Auditing and real-time threat detection are the last lines of defense. Without proper audit logging, incident response is almost impossible; the system will leave no trail at all. Kubernetes Auditing provides you the ability to create an audit log of every single request made to the API Server, including the user who requested it, what actions were taken against the cluster, and what the outcome was.
In addition to enabling auditing in your cluster, and defining a focused audit policy which captures only the most relevant security related events, this will help prevent log bloat while maintaining the required level of detail to enable forensic investigations.
Additional information on Kubernetes Auditing can be found within the official Kubernetes documentation.
To provide additional insight into your cluster’s internal workings, you must also have a means to view the activities of the processes running inside running containers in real time. To accomplish this, utilize a security tool such as Falco from Sysdig that utilizes eBPF (Extended Berkeley Packet Filter) provided by Linux to evaluate system call events and to discover when the cluster is under attack.

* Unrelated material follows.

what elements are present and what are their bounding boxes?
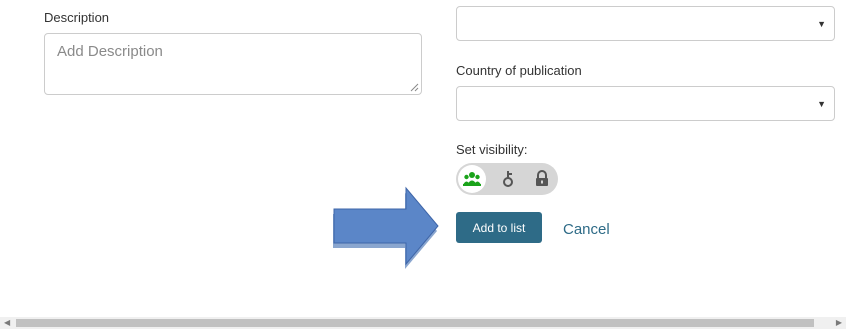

Falco includes a robust set of pre-defined rules which include identifying malicious patterns such as unexpected processes being executed, files being modified without authorization, attempting to perform a network scan, etc. This will allow for an immediate reaction to threats, rather than waiting days or even weeks before realizing a breach has already occurred.
Falco also provides integration with alerting services such as Slack or PagerDuty which allows for rapid notification of breaches and facilitates collaborative incident management efforts.
So now we have completed our overall journey through Kubernetes Cluster Security. We went from learning about the architecture and modeling threats using STRIDE to actually hardening the Control Plane, creating a Zero Trust Network Isolation (for the network), and finally securing the actual container itself.
As we have learned, there is no single “silver bullet” or single configuration flag that will make Kubernetes secure. Securing Kubernetes requires a multi-layered, and therefore multi-faceted, defense strategy. We secured the API Server’s primary doors, implemented very restrictive, least-privileged access controls, implemented very real encryption and isolation for all sensitive data stored in etcd, and segmented the cluster’s internal network using very uncompromising Zero Trust policies.
Securing the control plane is just half the story though; a cluster is created to run applications, and many times those applications are the initial entry points for attackers. We explored how to use the workload as a hardened layer of defense: from using only the most minimal distroless images available (images that do not contain a shell) to strictly limiting the system calls made by the application via Security Contexts, and using advanced sandboxing technologies such as gVisor. We also used automated policy enforcement with OPA Gatekeeper and provided continuous auditing and real-time threat detection capabilities with Falco.
It is critical to recognize that security hardening is not a destination — it is a journey. As new versions of components are released in the Kubernetes ecosystem, so too are new attack techniques. Therefore, regular component releases, configuration audits, and continuous monitoring are necessary to maintain a strong security posture.
By being aware of the evolving nature of the Kubernetes ecosystem and taking a proactive stance, you can provide reliable protection to your applications and data.